Should I Collect Vintage or Modern Coins?

Should I Collect Vintage or Modern Coins?

One of the most common questions I’m asked by new collectors is, “What should I collect?” People tell me they’ve developed an interest in numismatics, but they’re not sure how to get started. 

So Many Options for Collectors

Choosing an area of interest can be quite difficult for some. The great thing about coin collecting is that numismatics can fit just about any budget. Kids can find coins of interest in circulation, while the billionaire can pursue the rarest of the rare issues. 

The biggest danger is that once you get started collecting a series or issues, it can be quite compulsive. The thrill of the search is usually more important than the destination—a complete set! 

Modern Issues for the Modern Numismatist

Many new collectors are drawn to modern issues. Perhaps an advertisement by the U.S. Mint sparked interest, or a new State Quarter from your home state ignited your collecting instincts. 

Every year, the U.S. Mint strikes a parade of new coins. Some are long-term series and incredibly popular, such as the Silver Eagles, which were first struck in 1986. Thousands collect the American Silver Eagles by date, often with an emphasis on quality. The First Strike, Early Releases, and First Releases American Silver Eagles in MS69 and MS70 are probably one of the most sought-after modern numismatic issues. 

The State Quarter program that first launched in 1999 was probably the most successful numismatic issues of all time. Millions of Americans discovered coin collecting as a result of the State Quarter program, and have moved on to more advanced areas of the market.  World Mints also produce an interesting array of issues every year. Coins from China, Australia, England, South Africa, and many others are highly sought-after by collectors around the world. 

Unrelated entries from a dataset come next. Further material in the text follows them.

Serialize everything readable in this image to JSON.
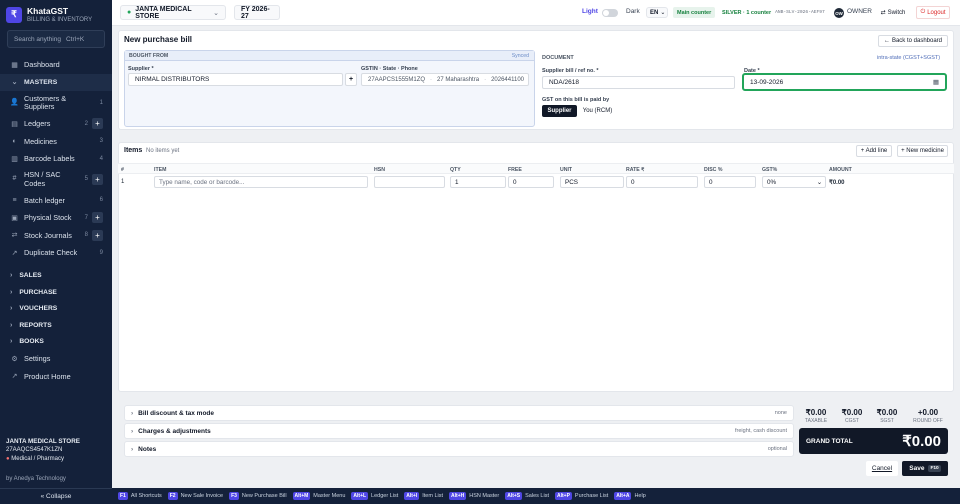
{
  "app": {
    "logo": "₹",
    "name": "KhataGST",
    "subtitle": "BILLING & INVENTORY"
  },
  "search": {
    "placeholder": "Search anything",
    "shortcut": "Ctrl+K"
  },
  "sidebar": {
    "items": [
      {
        "label": "Dashboard",
        "icon": "grid-icon"
      },
      {
        "label": "MASTERS",
        "icon": ""
      },
      {
        "label": "Customers & Suppliers",
        "count": "1",
        "icon": "users-icon"
      },
      {
        "label": "Ledgers",
        "count": "2",
        "plus": "+",
        "icon": "book-icon"
      },
      {
        "label": "Medicines",
        "count": "3",
        "icon": "pill-icon"
      },
      {
        "label": "Barcode Labels",
        "count": "4",
        "icon": "tag-icon"
      },
      {
        "label": "HSN / SAC Codes",
        "count": "5",
        "plus": "+",
        "icon": "hash-icon"
      },
      {
        "label": "Batch ledger",
        "count": "6",
        "icon": "layers-icon"
      },
      {
        "label": "Physical Stock",
        "count": "7",
        "plus": "+",
        "icon": "box-icon"
      },
      {
        "label": "Stock Journals",
        "count": "8",
        "plus": "+",
        "icon": "swap-icon"
      },
      {
        "label": "Duplicate Check",
        "count": "9",
        "icon": "check-icon"
      }
    ],
    "sections": [
      "SALES",
      "PURCHASE",
      "VOUCHERS",
      "REPORTS",
      "BOOKS"
    ],
    "settings": "Settings",
    "product_home": "Product Home",
    "footer": {
      "store": "JANTA MEDICAL STORE",
      "gstin": "27AAQCS4547K1ZN",
      "type": "Medical / Pharmacy",
      "by": "by Anedya Technology",
      "collapse": "« Collapse"
    }
  },
  "topbar": {
    "store": "JANTA MEDICAL STORE",
    "fy": "FY 2026-27",
    "light": "Light",
    "dark": "Dark",
    "lang": "EN",
    "counter": "Main counter",
    "plan": "SILVER · 1 counter",
    "license": "ANB-SLV-2026-AEF97",
    "avatar": "OW",
    "role": "OWNER",
    "switch": "Switch",
    "logout": "Logout"
  },
  "form": {
    "title": "New purchase bill",
    "back": "Back to dashboard",
    "bought_from": "BOUGHT FROM",
    "synced": "Synced",
    "supplier_label": "Supplier *",
    "supplier": "NIRMAL DISTRIBUTORS",
    "gstin_label": "GSTIN · State · Phone",
    "gstin": "27AAPCS1555M1ZQ",
    "state": "27 Maharashtra",
    "phone": "2026441100",
    "document": "DOCUMENT",
    "tax_mode": "intra-state (CGST+SGST)",
    "bill_label": "Supplier bill / ref no. *",
    "bill": "NDA/2618",
    "date_label": "Date *",
    "date": "13-09-2026",
    "paid_by": "GST on this bill is paid by",
    "paid_supplier": "Supplier",
    "paid_you": "You (RCM)"
  },
  "items": {
    "title": "Items",
    "empty": "No items yet",
    "add_line": "+ Add line",
    "new_medicine": "+ New medicine",
    "headers": [
      "#",
      "ITEM",
      "HSN",
      "QTY",
      "FREE",
      "UNIT",
      "RATE ₹",
      "DISC %",
      "GST%",
      "AMOUNT"
    ],
    "row": {
      "n": "1",
      "placeholder": "Type name, code or barcode...",
      "qty": "1",
      "free": "0",
      "unit": "PCS",
      "rate": "0",
      "disc": "0",
      "gst": "0%",
      "amount": "₹0.00"
    }
  },
  "sections": [
    {
      "label": "Bill discount & tax mode",
      "hint": "none"
    },
    {
      "label": "Charges & adjustments",
      "hint": "freight, cash discount"
    },
    {
      "label": "Notes",
      "hint": "optional"
    }
  ],
  "totals": [
    {
      "value": "₹0.00",
      "label": "TAXABLE"
    },
    {
      "value": "₹0.00",
      "label": "CGST"
    },
    {
      "value": "₹0.00",
      "label": "SGST"
    },
    {
      "value": "+0.00",
      "label": "ROUND OFF"
    }
  ],
  "grand": {
    "label": "GRAND TOTAL",
    "value": "₹0.00"
  },
  "actions": {
    "cancel": "Cancel",
    "save": "Save",
    "save_key": "F10"
  },
  "shortcuts": [
    {
      "key": "F1",
      "label": "All Shortcuts"
    },
    {
      "key": "F2",
      "label": "New Sale Invoice"
    },
    {
      "key": "F3",
      "label": "New Purchase Bill"
    },
    {
      "key": "Alt+M",
      "label": "Master Menu"
    },
    {
      "key": "Alt+L",
      "label": "Ledger List"
    },
    {
      "key": "Alt+I",
      "label": "Item List"
    },
    {
      "key": "Alt+H",
      "label": "HSN Master"
    },
    {
      "key": "Alt+S",
      "label": "Sales List"
    },
    {
      "key": "Alt+P",
      "label": "Purchase List"
    },
    {
      "key": "Alt+A",
      "label": "Help"
    }
  ],
  "colors": {
    "sidebar": "#14213a",
    "accent": "#4f46e5",
    "date_focus": "#22a55a",
    "dark_button": "#111827",
    "logout": "#dc2626"
  }
}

Classic Issues for Vintage Collectors

One of the important reasons modern coins have become so popular is their availability.  This may seem at odds in a field where scarcity is so desired. Remember, demand is one of the biggest contributing factors to a coin’s value. Assembling a set of modern-issue coins can be doable for many series. Vintage issues, while wonderful in their own right, can be almost impossible to complete in Gem condition. Many issues, such as some date Liberty Half Eagles (1838-1907) do not even exist in Mint condition.

Over the years, I have had many clients who start by collecting a series only to give up when they could only locate a coin they needed every six months or more. The need to collect must be met to fuel continued interest. If you prefer vintage issues, be sure to be realistic with your collecting goals. 

Often the debate of what to collect is based on budget. One of the soundest pieces of advice ever given in collecting (regardless of the field) is to purchase the best quality you can afford. This works with oil paintings, antique cars, pocket watches, Barbie dolls—you name it. 

In the long run, quality will always be desired and in demand. If you can afford a Choice set of Indian Head 1908-1929 costing $50,000 or more, you will most certainly be rewarded. For smaller budgets, a complete set of a recent Mint issue might be of greater interest. Remember, everything was a modern issue at one time! 

The desirability of many scarce coins is based on their history and interesting stories attached to them. Many very interesting and rare coins have been produced in the late 20th century. 

The number-one coin on the list has yet to be determined, but one candidate is the 1969-S Double Die Lincoln Cent. The obverse exhibits strong doubling and the issue is very rare, with some examples having sold in excess of $100,000. One of the most exciting elements of the 1969-S Double Die is that two examples have been found in the last two years in uncirculated rolls of 1969-SLincolnCents.

Image the excitement of finding a $100,000 coin in roll of coins that cost five dollars!